Minnesota Public Radio News requested a copy of documents related to the board's decision and the staff's position.
Late Tuesday night the NTSB released the statement explaining the board's majority position against the public hearing.
In it the three members said a public hearing is just one means of keeping the public informed. They also wrote that speed was critical. A public hearing, they argued, would slow the process down and would not provide investigators with the information they need.
Minnesota Public Radio News also acquired a copy of an internal memo written by the two NTSB board members who wanted to hold a public hearing.
Member Kathryn Higgins co-authored the memo with Member Deborah Hersman. Higgins said the I-35W disaster has national relevance.
"This was, in terms of fatalities, the second worst accident and the worst in terms of injuries and number of vehicles involved. Hearings are valuable not only to inform the investigation, but also to inform the public and assure them that all the questions they have are being fully addressed by the board," she said.
NTSB staff cited the political fight in Minnesota over the bridge collapse, Higgins said, and they were worried that delaying the agency's investigation by holding a hearing would cause the agency to lose some control of the investigation to the state. The NTSB staff was also concerned about their limited resources.
"My feeling about that, is yes, we have scarce resources, but this is too important an accident," said Rep. Jim Oberstar, D-Minn.
Oberstar chairs the House Transportation Committee that oversees the work of the NTSB. By not holding a hearing the NTSB is putting its reputation as independent and fair at risk, he said.
"Not to have a public hearing on an issue of this magnitude raises questions about why about the board's purpose, about the integrity of their process and that is troubling. Those questions should not arise," Oberstar said.
Oberstar laid the decision on the public hearing at the feet of NTSB Chairman Mark Rosenker.
"I think a more enlightened and open leadership is needed at the NTSB. This is really a test case of that openness and willingness to be candid with the public," Oberstar said.
At least three former board members have also called for a public hearing into the bridge collapse. Concerns that the state of Minnesota might overtake the investigation are ridiculous, says Bob Francis, who sat on the board from 1995 until 1999.
"The state of Minnesota is going to come out with some sort of a report? So what? They've got an axe to grind.
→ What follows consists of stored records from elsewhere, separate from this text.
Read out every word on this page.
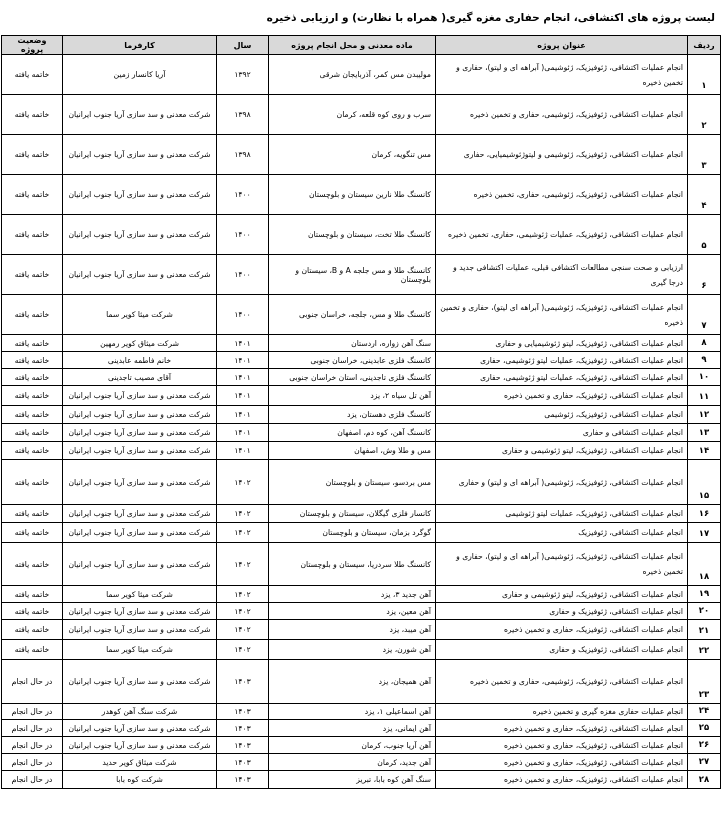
لیست پروژه های اکتشافی، انجام حفاری مغزه گیری( همراه با نظارت) و ارزیابی ذخیره
ردیف	عنوان پروژه	ماده معدنی و محل انجام پروژه	سال	کارفرما	وضعیت پروژه
۱	انجام عملیات اکتشافی، ژئوفیزیک، ژئوشیمی( آبراهه ای و لیتو)، حفاری و تخمین ذخیره	مولیبدن مس کمر، آذربایجان شرقی	۱۳۹۲	آریا کانسار زمین	خاتمه یافته
۲	انجام عملیات اکتشافی، ژئوفیزیک، ژئوشیمی، حفاری و تخمین ذخیره	سرب و روی کوه قلعه، کرمان	۱۳۹۸	شرکت معدنی و سد سازی آریا جنوب ایرانیان	خاتمه یافته
۳	انجام عملیات اکتشافی، ژئوفیزیک، ژئوشیمی و لیتوژئوشیمیایی، حفاری	مس تنگویه، کرمان	۱۳۹۸	شرکت معدنی و سد سازی آریا جنوب ایرانیان	خاتمه یافته
۴	انجام عملیات اکتشافی، ژئوفیزیک، ژئوشیمی، حفاری، تخمین ذخیره	کانسنگ طلا نارین سیستان و بلوچستان	۱۴۰۰	شرکت معدنی و سد سازی آریا جنوب ایرانیان	خاتمه یافته
۵	انجام عملیات اکتشافی، ژئوفیزیک، عملیات ژئوشیمی، حفاری، تخمین ذخیره	کانسنگ طلا تخت، سیستان و بلوچستان	۱۴۰۰	شرکت معدنی و سد سازی آریا جنوب ایرانیان	خاتمه یافته
۶	ارزیابی و صحت سنجی مطالعات اکتشافی قبلی، عملیات اکتشافی جدید و درجا گیری	کانسنگ طلا و مس جلجه A و B، سیستان و بلوچستان	۱۴۰۰	شرکت معدنی و سد سازی آریا جنوب ایرانیان	خاتمه یافته
۷	انجام عملیات اکتشافی، ژئوفیزیک، ژئوشیمی( آبراهه ای لیتو)، حفاری و تخمین ذخیره	کانسنگ طلا و مس، جلجه، خراسان جنوبی	۱۴۰۰	شرکت میثا کویر سما	خاتمه یافته
۸	انجام عملیات اکتشافی، ژئوفیزیک، لیتو ژئوشیمیایی و حفاری	سنگ آهن زواره، اردستان	۱۴۰۱	شرکت میثاق کویر رمهین	خاتمه یافته
۹	انجام عملیات اکتشافی، ژئوفیزیک، عملیات لیتو ژئوشیمی، حفاری	کانسنگ فلزی عابدینی، خراسان جنوبی	۱۴۰۱	خانم فاطمه عابدینی	خاتمه یافته
۱۰	انجام عملیات اکتشافی، ژئوفیزیک، عملیات لیتو ژئوشیمی، حفاری	کانسنگ فلزی تاجدینی، استان خراسان جنوبی	۱۴۰۱	آقای مصیب تاجدینی	خاتمه یافته
۱۱	انجام عملیات اکتشافی، ژئوفیزیک، حفاری و تخمین ذخیره	آهن تل سیاه ۲، یزد	۱۴۰۱	شرکت معدنی و سد سازی آریا جنوب ایرانیان	خاتمه یافته
۱۲	انجام عملیات اکتشافی، ژئوفیزیک، ژئوشیمی	کانسنگ فلزی دهستان، یزد	۱۴۰۱	شرکت معدنی و سد سازی آریا جنوب ایرانیان	خاتمه یافته
۱۳	انجام عملیات اکتشافی و حفاری	کانسنگ آهن، کوه دم، اصفهان	۱۴۰۱	شرکت معدنی و سد سازی آریا جنوب ایرانیان	خاتمه یافته
۱۴	انجام عملیات اکتشافی، ژئوفیزیک، لیتو ژئوشیمی و حفاری	مس و طلا وش، اصفهان	۱۴۰۱	شرکت معدنی و سد سازی آریا جنوب ایرانیان	خاتمه یافته
۱۵	انجام عملیات اکتشافی، ژئوفیزیک، ژئوشیمی( آبراهه ای و لیتو) و حفاری	مس بردسو، سیستان و بلوچستان	۱۴۰۲	شرکت معدنی و سد سازی آریا جنوب ایرانیان	خاتمه یافته
۱۶	انجام عملیات اکتشافی، ژئوفیزیک، عملیات لیتو ژئوشیمی	کانسار فلزی گیگلان، سیستان و بلوچستان	۱۴۰۲	شرکت معدنی و سد سازی آریا جنوب ایرانیان	خاتمه یافته
۱۷	انجام عملیات اکتشافی، ژئوفیزیک	گوگرد بزمان، سیستان و بلوچستان	۱۴۰۲	شرکت معدنی و سد سازی آریا جنوب ایرانیان	خاتمه یافته
۱۸	انجام عملیات اکتشافی، ژئوفیزیک، ژئوشیمی( آبراهه ای و لیتو)، حفاری و تخمین ذخیره	کانسنگ طلا سردریا، سیستان و بلوچستان	۱۴۰۲	شرکت معدنی و سد سازی آریا جنوب ایرانیان	خاتمه یافته
۱۹	انجام عملیات اکتشافی، ژئوفیزیک، لیتو ژئوشیمی و حفاری	آهن جدید ۳، یزد	۱۴۰۲	شرکت میثا کویر سما	خاتمه یافته
۲۰	انجام عملیات اکتشافی، ژئوفیزیک و حفاری	آهن معین، یزد	۱۴۰۲	شرکت معدنی و سد سازی آریا جنوب ایرانیان	خاتمه یافته
۲۱	انجام عملیات اکتشافی، ژئوفیزیک، حفاری و تخمین ذخیره	آهن میبد، یزد	۱۴۰۲	شرکت معدنی و سد سازی آریا جنوب ایرانیان	خاتمه یافته
۲۲	انجام عملیات اکتشافی، ژئوفیزیک و حفاری	آهن شورن، یزد	۱۴۰۲	شرکت میثا کویر سما	خاتمه یافته
۲۳	انجام عملیات اکتشافی، ژئوفیزیک، ژئوشیمی، حفاری و تخمین ذخیره	آهن همیجان، یزد	۱۴۰۳	شرکت معدنی و سد سازی آریا جنوب ایرانیان	در حال انجام
۲۴	انجام عملیات حفاری مغزه گیری و تخمین ذخیره	آهن اسماعیلی ۱، یزد	۱۴۰۳	شرکت سنگ آهن کوهدر	در حال انجام
۲۵	انجام عملیات اکتشافی، ژئوفیزیک، حفاری و تخمین ذخیره	آهن ایمانی، یزد	۱۴۰۳	شرکت معدنی و سد سازی آریا جنوب ایرانیان	در حال انجام
۲۶	انجام عملیات اکتشافی، ژئوفیزیک، حفاری و تخمین ذخیره	آهن آریا جنوب، کرمان	۱۴۰۳	شرکت معدنی و سد سازی آریا جنوب ایرانیان	در حال انجام
۲۷	انجام عملیات اکتشافی، ژئوفیزیک، حفاری و تخمین ذخیره	آهن جدید، کرمان	۱۴۰۳	شرکت میثاق کویر حدید	در حال انجام
۲۸	انجام عملیات اکتشافی، ژئوفیزیک، حفاری و تخمین ذخیره	سنگ آهن کوه بابا، تبریز	۱۴۰۳	شرکت کوه بابا	در حال انجام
Ultimately, the gold standard report that will come out on this regardless of who else tries to do an investigation is going to be the NTSB. Another argument they use is that it will take longer. Okay. It will take longer," he said.
The NTSB board hasn't held a public hearing since 2006. That year it also voted not to hold a hearing on the ComAir passenger plane crash in Kentucky. Forty-nine people died in that accident and the board was criticized for its decision against a public hearing.
While it's common for board members to disagree on whether to hold a hearing, this sort of attention only hurts the investigation, according to former board member John Goglia, who served on the board for nine years.
"The credibility of the board is diminished whenever they have this sort of criticism for not doing their job. It's that simple," he says.
In their dissent, board members Higgins and Hersman stated that holding a public hearing into the 35W bridge collapse would enhance the credibility of the NTSB's work. A public hearing on the Minneapolis bridge disaster would also be significant for the nation, they wrote.
"This is one of the rare accident investigations the Board has undertaken that has involved the total collapse of a major interstate highway bridge. Given the number of interstate bridges that exist in this country, the age of those bridges, and the use of those bridges, there is a significant need to explore whether this accident is likely to remain rare in the future."
Officials from MnDOT and the governor's office say the NTSB didn't seek their opinions on a public hearing.